This is certainly an exciting time to be a congenital interventional cardiologist. No doubt the later part of the 20th century laid the foundation for the new millennium; however, since the centennial celebration, several milestone events have already occurred and the future looks as bright as ever. In late 2001, the Amplatzer Atrial Septal Occluder System®, became the first device ever to receive US Food and Drug Administration (FDA) approval for the secundum atrial septal defect (ASD) closure indication. It currently remains the only FDA-approved device for this indication.At the same time, this device was also FDA-approved for closure of Fontan fenestrations. Nearly simultaneously in 2001 came the FDA approval of the CardioSEAL Septal Occluder System® for the high-risk muscular ventricular septal defect closure indication. This highly specific approved indication has been expanded with the frequent 'off-label' use of this non-self-centering septal occluder for closure of small- to moderate-sized secundum ASDs as well as a host of other, less common indications. A clinical trial of a new-generation septal occluder called the BioSTAR™ has recently been launched, with bioabsorbable, drug-eluting implant technology. Device closure of the patent foramen ovale (PFO) in the setting of cryptogenic stroke is currently being evaluated in the Randomized Evaluation of Recurrent Stroke Comparing PFO Closure to Established Current Standard of Care Treatment (RESPECT) trial and the CLOSURE 1 trial. Also, PFO closure device trials are likely to expand into evaluation of PFO closure in the treatment of migraine headaches, particularly those with apreceding aura.

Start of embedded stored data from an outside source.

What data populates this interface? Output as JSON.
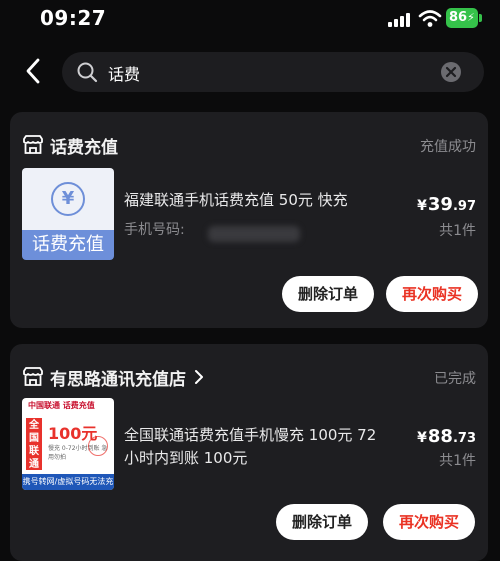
{
  "status_bar": {
    "time": "09:27",
    "battery": "86"
  },
  "search": {
    "query": "话费",
    "back_icon": "chevron-left-icon",
    "search_icon": "magnifier-icon",
    "clear_icon": "clear-circle-icon"
  },
  "orders": [
    {
      "shop_name": "话费充值",
      "status": "充值成功",
      "shop_icon": "shop-icon",
      "thumb_text": "话费充值",
      "thumb_symbol": "¥",
      "title": "福建联通手机话费充值 50元 快充",
      "phone_label": "手机号码:",
      "price_currency": "¥",
      "price_integer": "39",
      "price_decimal": ".97",
      "quantity": "共1件",
      "delete_label": "删除订单",
      "rebuy_label": "再次购买"
    },
    {
      "shop_name": "有思路通讯充值店",
      "status": "已完成",
      "shop_icon": "shop-icon",
      "thumb_brand": "中国联通 话费充值",
      "thumb_side": "全国联通",
      "thumb_amount": "100元",
      "thumb_small": "慢充 0-72小时到账 急用勿拍",
      "thumb_footer": "携号转网/虚拟号码无法充值",
      "title_line1": "全国联通话费充值手机慢充 100元 72",
      "title_line2": "小时内到账 100元",
      "price_currency": "¥",
      "price_integer": "88",
      "price_decimal": ".73",
      "quantity": "共1件",
      "delete_label": "删除订单",
      "rebuy_label": "再次购买"
    }
  ],
  "colors": {
    "background": "#0b0b0c",
    "card": "#1e1e21",
    "accent_red": "#ea3324",
    "battery_green": "#35c24a"
  }
}
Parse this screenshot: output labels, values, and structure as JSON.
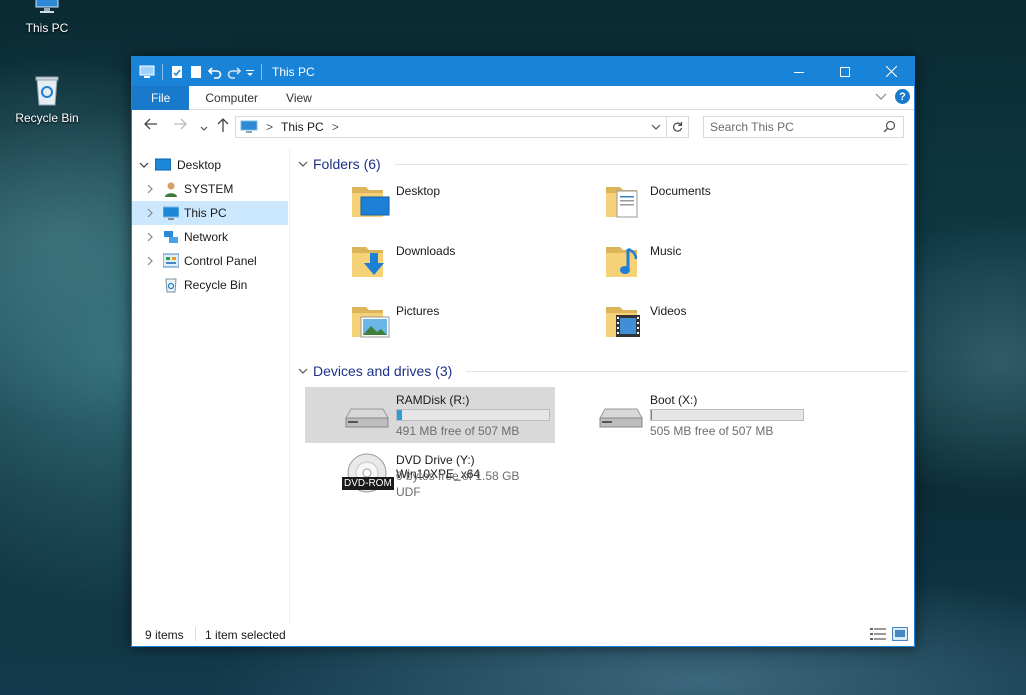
{
  "desktop": {
    "icons": [
      {
        "label": "This PC",
        "icon": "this-pc-icon"
      },
      {
        "label": "Recycle Bin",
        "icon": "recycle-bin-icon"
      }
    ]
  },
  "window": {
    "title": "This PC",
    "ribbon_tabs": [
      "File",
      "Computer",
      "View"
    ],
    "address": {
      "crumb_separator": ">",
      "location": "This PC"
    },
    "search": {
      "placeholder": "Search This PC"
    },
    "nav_tree": [
      {
        "label": "Desktop",
        "icon": "desktop-icon",
        "expanded": true
      },
      {
        "label": "SYSTEM",
        "icon": "user-icon"
      },
      {
        "label": "This PC",
        "icon": "this-pc-icon",
        "selected": true
      },
      {
        "label": "Network",
        "icon": "network-icon"
      },
      {
        "label": "Control Panel",
        "icon": "control-panel-icon"
      },
      {
        "label": "Recycle Bin",
        "icon": "recycle-bin-icon"
      }
    ],
    "folders_group": "Folders (6)",
    "folders": [
      {
        "name": "Desktop",
        "icon": "desktop-folder-icon"
      },
      {
        "name": "Documents",
        "icon": "documents-folder-icon"
      },
      {
        "name": "Downloads",
        "icon": "downloads-folder-icon"
      },
      {
        "name": "Music",
        "icon": "music-folder-icon"
      },
      {
        "name": "Pictures",
        "icon": "pictures-folder-icon"
      },
      {
        "name": "Videos",
        "icon": "videos-folder-icon"
      }
    ],
    "drives_group": "Devices and drives (3)",
    "drives": [
      {
        "name": "RAMDisk (R:)",
        "free": "491 MB free of 507 MB",
        "used_fraction": 0.03,
        "selected": true
      },
      {
        "name": "Boot (X:)",
        "free": "505 MB free of 507 MB",
        "used_fraction": 0.004
      },
      {
        "name": "DVD Drive (Y:) Win10XPE_x64",
        "free": "0 bytes free of 1.58 GB",
        "fs": "UDF",
        "badge": "DVD-ROM"
      }
    ],
    "status": {
      "items": "9 items",
      "selected": "1 item selected"
    }
  },
  "colors": {
    "accent": "#1883d7",
    "selection": "#cce8ff",
    "group_title": "#1e3287",
    "progress": "#26a0da"
  }
}
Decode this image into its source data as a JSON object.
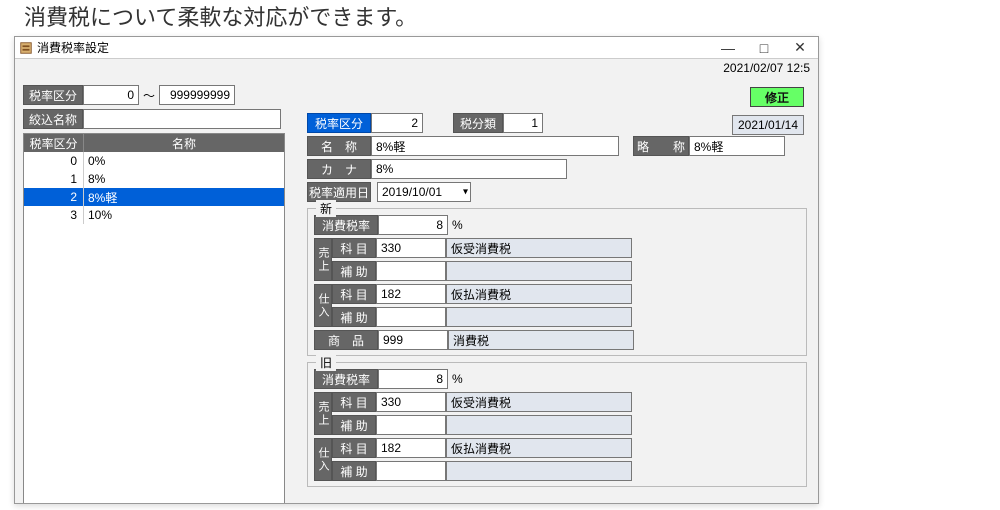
{
  "page_top_text": "消費税について柔軟な対応ができます。",
  "window": {
    "title": "消費税率設定",
    "min": "—",
    "max": "□",
    "close": "✕",
    "datetime": "2021/02/07   12:5"
  },
  "filter": {
    "label": "税率区分",
    "from": "0",
    "tilde": "～",
    "to": "999999999",
    "name_label": "絞込名称",
    "name_val": ""
  },
  "list": {
    "col1": "税率区分",
    "col2": "名称",
    "rows": [
      {
        "id": "0",
        "name": "0%"
      },
      {
        "id": "1",
        "name": "8%"
      },
      {
        "id": "2",
        "name": "8%軽"
      },
      {
        "id": "3",
        "name": "10%"
      }
    ],
    "selected": 2
  },
  "action": {
    "edit": "修正"
  },
  "rec_date": "2021/01/14",
  "detail": {
    "id_label": "税率区分",
    "id_val": "2",
    "class_label": "税分類",
    "class_val": "1",
    "name_label": "名　称",
    "name_val": "8%軽",
    "abbr_label": "略　　称",
    "abbr_val": "8%軽",
    "kana_label": "カ　ナ",
    "kana_val": "8%",
    "apply_label": "税率適用日",
    "apply_val": "2019/10/01"
  },
  "groups": {
    "new": {
      "title": "新",
      "rate_label": "消費税率",
      "rate_val": "8",
      "pct": "%",
      "sales_v": "売上",
      "purch_v": "仕入",
      "subj_label": "科 目",
      "aux_label": "補 助",
      "sales_subj": "330",
      "sales_subj_name": "仮受消費税",
      "sales_aux": "",
      "sales_aux_name": "",
      "purch_subj": "182",
      "purch_subj_name": "仮払消費税",
      "purch_aux": "",
      "purch_aux_name": "",
      "item_label": "商　品",
      "item_val": "999",
      "item_name": "消費税"
    },
    "old": {
      "title": "旧",
      "rate_label": "消費税率",
      "rate_val": "8",
      "pct": "%",
      "sales_v": "売上",
      "purch_v": "仕入",
      "subj_label": "科 目",
      "aux_label": "補 助",
      "sales_subj": "330",
      "sales_subj_name": "仮受消費税",
      "sales_aux": "",
      "sales_aux_name": "",
      "purch_subj": "182",
      "purch_subj_name": "仮払消費税",
      "purch_aux": "",
      "purch_aux_name": ""
    }
  }
}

Another milestone came in mid-2003 with the FDA approval of the Amplatzer Duct Occluder® for closure of the patent ductus arteriosus (PDA).This device is the first and, so far, only to be approved for the PDA closure indication.With its availability, PDA closure is now one of the most commonly performed congenital heart interventions. Consequently, patients no longer require surgical PDA ligation other than the premature infant. Additional devices in the short pipeline include devices to close perimembranous ventricular septal defects and muscular ventricular septal defects, which will eventually make it unnecessary for patients with these relatively common congenital heart defects to undergo highly invasive open-heart surgery for correction.
Stenting of large diameter arteries and veins in the treatment of congenital heart defects has become the first line of definitive treatment over the past several years. New second- and third-generation stents have improved overall results, particularly with more predictable stent deployment, smaller delivery profiles, and lower intra-procedural complications. Stents such as the Palmaz Genesis and the Palmaz XL, as well as the Intrastent DS, have broadened the size and variety of vessel pathologies that are treatable. These second-generation balloon-expandable large diameter stents have more flexibility for enhanced maneuverability through complex and smaller radius catheter courses (smaller hearts), high radial hoop strength, and less shortening throughout their expansion range. These improved stents enable the interventional cardiologist to place large diameter-range stents in younger patients with the prospect that the stents will stay in place until adulthood, only requiring further balloon expansion to adjust for vessel/patient growth. Improved balloon technology has played an equally important role in improved large vessel stenting results.
More recently, a number of covered stent graft platforms have become available for the treatment of peripheral vascular disease. It is hoped that larger diameter versions of these covered stents will soon become available, particularly for the treatment of native and post-operative recurrent aortic coarctation. Magnetic resonance imaging (MRI)-compatible covered-stent grafts, such as the Cheatham Platinum Covered Stent, have been used to a limited extent in the US and will be formally evaluated in upcoming clinical trials. The use of three-dimensional (3-D) realtime MRI to direct interventional procedures, instead of X-ray fluoroscopy, is currently under investigation in a select few centers and could become widespread. If so, there will be a significant need for MRI-compatible interventional devices and catheter platforms for safe use in the MRI environment.
Finally, the near future holds promise for a new era of 'hybrid procedures' combining the attributes of open cardiac surgery exposure and the discreteness of catheter-based technologies. A whole new generation of catheter-based devices, such as nitinol flow limiters, implantable valves, and bio-degradable drug-eluting device platforms, will likely play a crucial role. No doubt the future will be exciting for the interventional cardiologist who treats congenital heart disease.